North Country Heli FlightHELICOPTER GROUND SCHOOL · ACS-ALIGNED
Private (PPL-H) · Lesson 32

ACS Alignment

FAA-S-ACS-15 — Private Pilot, Rotorcraft–Helicopter · Area of Operation IX. Emergency Operations · Task: LTE & Antitorque System Failures
PA.IX.F.K1 — LTE conditions & wind azimuths PA.IX.F.K2 — LTE recovery PA.IX.F.K3 — tail-rotor drive/control failure response

Loss of Tail-Rotor Effectiveness & Antitorque Failures

Unanticipated yaw from the wind — and what to do if the tail rotor quits.

By the end of this lesson you can:

1 · LTE / unanticipated yaw

Loss of tail-rotor effectiveness (LTE) is an uncommanded, rapid yaw (usually toward the advancing main-rotor blade) that doesn't stop on its own.
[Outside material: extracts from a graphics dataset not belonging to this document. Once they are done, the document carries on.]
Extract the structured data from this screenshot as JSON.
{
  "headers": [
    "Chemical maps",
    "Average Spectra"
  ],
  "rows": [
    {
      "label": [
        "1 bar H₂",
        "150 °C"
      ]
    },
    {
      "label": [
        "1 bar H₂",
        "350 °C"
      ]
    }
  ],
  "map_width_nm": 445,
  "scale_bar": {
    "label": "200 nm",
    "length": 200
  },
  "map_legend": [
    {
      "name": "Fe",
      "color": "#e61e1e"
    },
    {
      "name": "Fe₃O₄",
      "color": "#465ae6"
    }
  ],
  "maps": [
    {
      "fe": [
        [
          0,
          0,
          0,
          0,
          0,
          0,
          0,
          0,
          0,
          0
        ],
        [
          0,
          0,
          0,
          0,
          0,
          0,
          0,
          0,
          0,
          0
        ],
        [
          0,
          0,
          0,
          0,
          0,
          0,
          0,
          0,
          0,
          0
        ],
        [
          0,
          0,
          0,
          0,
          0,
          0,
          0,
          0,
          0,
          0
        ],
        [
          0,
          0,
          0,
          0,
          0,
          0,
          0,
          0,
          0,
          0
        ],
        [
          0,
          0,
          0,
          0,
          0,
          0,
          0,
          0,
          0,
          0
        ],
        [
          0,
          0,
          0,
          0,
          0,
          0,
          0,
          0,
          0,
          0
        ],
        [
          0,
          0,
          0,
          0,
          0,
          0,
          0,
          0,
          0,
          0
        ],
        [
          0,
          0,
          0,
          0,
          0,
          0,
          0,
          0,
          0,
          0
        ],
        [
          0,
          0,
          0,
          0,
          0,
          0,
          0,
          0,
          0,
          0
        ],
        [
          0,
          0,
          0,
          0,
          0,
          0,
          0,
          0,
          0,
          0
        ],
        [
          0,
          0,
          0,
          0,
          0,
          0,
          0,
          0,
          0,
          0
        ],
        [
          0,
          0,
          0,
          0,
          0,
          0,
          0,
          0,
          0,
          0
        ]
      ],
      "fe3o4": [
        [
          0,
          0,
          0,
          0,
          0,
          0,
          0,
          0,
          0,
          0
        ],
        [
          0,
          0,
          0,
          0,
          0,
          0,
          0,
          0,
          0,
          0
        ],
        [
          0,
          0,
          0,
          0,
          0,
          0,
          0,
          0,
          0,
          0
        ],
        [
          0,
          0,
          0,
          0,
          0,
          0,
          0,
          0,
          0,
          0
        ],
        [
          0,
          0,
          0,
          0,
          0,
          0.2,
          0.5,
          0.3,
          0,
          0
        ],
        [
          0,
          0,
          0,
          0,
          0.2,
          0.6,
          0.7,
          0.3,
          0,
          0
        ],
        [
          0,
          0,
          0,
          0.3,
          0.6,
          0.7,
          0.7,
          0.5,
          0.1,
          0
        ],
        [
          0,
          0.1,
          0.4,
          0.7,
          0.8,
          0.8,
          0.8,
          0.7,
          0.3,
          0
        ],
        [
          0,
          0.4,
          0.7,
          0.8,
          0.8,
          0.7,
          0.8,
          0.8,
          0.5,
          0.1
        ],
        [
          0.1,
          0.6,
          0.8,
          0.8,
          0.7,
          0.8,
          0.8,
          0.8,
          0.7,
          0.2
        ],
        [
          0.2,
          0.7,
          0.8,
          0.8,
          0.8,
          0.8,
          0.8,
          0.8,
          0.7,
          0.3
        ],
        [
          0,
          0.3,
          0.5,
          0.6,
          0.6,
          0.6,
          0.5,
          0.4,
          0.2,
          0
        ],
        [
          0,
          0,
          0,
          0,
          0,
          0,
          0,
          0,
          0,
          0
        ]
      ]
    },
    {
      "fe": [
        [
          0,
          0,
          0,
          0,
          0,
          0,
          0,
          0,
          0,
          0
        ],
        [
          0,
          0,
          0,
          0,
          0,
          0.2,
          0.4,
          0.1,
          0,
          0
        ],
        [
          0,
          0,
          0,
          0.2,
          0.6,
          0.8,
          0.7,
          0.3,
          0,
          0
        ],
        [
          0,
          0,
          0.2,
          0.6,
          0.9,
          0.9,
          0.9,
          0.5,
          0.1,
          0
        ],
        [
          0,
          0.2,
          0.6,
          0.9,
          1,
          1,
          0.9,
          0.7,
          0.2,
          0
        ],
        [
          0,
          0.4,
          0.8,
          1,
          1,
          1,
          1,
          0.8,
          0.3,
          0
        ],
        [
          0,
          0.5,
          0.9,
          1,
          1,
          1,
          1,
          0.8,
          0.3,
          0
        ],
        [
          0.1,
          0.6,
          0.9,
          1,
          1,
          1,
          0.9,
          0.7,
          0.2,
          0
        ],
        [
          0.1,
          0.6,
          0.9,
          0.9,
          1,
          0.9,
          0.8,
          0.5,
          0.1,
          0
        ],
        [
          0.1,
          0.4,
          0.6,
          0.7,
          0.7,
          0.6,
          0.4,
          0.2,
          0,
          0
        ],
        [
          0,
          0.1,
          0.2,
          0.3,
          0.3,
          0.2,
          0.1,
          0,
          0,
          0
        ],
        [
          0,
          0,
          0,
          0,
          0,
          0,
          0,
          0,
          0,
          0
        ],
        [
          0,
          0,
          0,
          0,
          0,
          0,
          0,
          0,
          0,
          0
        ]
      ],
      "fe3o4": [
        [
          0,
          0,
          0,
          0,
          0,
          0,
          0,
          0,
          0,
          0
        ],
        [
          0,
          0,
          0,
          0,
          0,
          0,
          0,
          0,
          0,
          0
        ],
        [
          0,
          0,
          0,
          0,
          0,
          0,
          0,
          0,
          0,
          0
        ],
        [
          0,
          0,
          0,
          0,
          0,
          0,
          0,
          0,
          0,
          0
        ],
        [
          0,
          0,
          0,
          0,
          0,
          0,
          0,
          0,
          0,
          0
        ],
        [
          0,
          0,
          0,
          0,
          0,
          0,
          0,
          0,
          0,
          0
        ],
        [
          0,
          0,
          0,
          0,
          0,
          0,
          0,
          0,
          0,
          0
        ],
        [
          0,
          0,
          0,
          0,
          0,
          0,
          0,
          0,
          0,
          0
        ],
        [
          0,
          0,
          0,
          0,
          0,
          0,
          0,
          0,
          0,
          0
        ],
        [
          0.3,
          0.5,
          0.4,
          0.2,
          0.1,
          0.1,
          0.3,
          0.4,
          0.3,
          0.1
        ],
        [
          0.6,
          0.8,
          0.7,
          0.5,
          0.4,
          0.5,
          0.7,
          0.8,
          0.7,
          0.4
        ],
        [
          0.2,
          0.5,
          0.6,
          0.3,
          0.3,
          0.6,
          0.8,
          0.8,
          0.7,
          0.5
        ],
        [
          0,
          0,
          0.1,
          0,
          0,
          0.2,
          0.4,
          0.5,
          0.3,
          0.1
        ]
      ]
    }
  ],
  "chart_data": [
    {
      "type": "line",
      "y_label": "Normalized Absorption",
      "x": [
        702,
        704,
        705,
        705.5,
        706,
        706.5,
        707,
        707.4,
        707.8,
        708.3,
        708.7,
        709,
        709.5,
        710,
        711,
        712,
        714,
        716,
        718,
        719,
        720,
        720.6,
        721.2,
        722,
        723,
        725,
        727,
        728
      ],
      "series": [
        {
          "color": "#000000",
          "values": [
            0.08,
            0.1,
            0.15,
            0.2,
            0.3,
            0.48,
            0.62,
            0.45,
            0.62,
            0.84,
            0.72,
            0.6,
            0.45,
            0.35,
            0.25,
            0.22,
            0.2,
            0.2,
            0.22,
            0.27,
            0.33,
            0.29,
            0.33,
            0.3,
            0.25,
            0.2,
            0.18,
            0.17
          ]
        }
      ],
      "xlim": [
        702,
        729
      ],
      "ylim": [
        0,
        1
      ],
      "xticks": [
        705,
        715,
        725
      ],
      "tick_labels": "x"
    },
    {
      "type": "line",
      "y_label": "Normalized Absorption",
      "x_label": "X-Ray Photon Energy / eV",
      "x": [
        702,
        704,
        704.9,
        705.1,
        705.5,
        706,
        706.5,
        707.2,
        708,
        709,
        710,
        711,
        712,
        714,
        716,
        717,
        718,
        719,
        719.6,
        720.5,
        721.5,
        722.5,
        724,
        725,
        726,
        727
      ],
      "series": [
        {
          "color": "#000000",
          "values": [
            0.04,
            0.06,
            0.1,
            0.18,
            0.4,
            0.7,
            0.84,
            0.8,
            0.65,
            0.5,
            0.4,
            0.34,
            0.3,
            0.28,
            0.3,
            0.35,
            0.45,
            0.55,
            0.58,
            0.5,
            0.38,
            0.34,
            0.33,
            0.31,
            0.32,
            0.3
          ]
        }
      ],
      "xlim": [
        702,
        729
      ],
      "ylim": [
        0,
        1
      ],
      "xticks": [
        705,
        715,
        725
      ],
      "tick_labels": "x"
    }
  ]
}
It's induced by wind, not a mechanical failure — certain relative-wind azimuths (e.g., winds from the left on a US-rotation helicopter, tailwinds, and weathercock-unstable regions) reduce tail-rotor effectiveness, especially at low airspeed, high power, and out of ground effect. Recovery: apply full pedal against the yaw, lower collective if able (reduces torque demand), and gain airspeed with forward cyclic to restore tail-rotor effectiveness and weathervane stability.

2 · Actual antitorque failures

A true tail-rotor drive or control failure is different from LTE and is handled per the POH. A loss of antitorque thrust generally produces a strong yaw that pedal can't fix; depending on the failure, the response may involve establishing airspeed for weathervaning and performing a running landing or an autorotation. The specific R44 procedures are in the POH and must be learned exactly.

3 · Watch

Curated reference clip — “Helicopter Lesson: LTE — Loss of Tail Rotor Effectiveness,” utahhelicopter (YouTube). Embedded with the creator's player; we don't host or alter it.

4 · Reference sources

Use the authoritative references

📄 FAA Helicopter Flying Handbook, Ch. 11 — Emergencies & Hazards (LTE, tail-rotor failures) 📄 FAA HFH, Ch. 2 — Aerodynamics (antitorque)
Your aircraft: the R44 responses to tail-rotor drive and control failures are in your Robinson R44 POH, Section 3 (Emergency Procedures). LTE is a handling phenomenon, not a malfunction — but verify all failure procedures from the POH.
✍️ Fill in for the aircraft you fly (N-________)
Value / limit:
R44 POH section & page:
Leave blank until you look it up in your R44 POH (see the reference above) and confirm it with your CFI. Aircraft-specific numbers vary with weight & conditions — don’t guess.
Risk management (the “Consider”): LTE bites at low airspeed, high power, OGE, in wind — exactly the hover/approach/pedal-turn regime near the ground. Prevent it: be wary of downwind and left-quartering winds in the R44, avoid unnecessary high-power OGE hovering in wind, and keep some airspeed. If a yaw starts, react immediately with pedal and gain airspeed; don't let it wind up.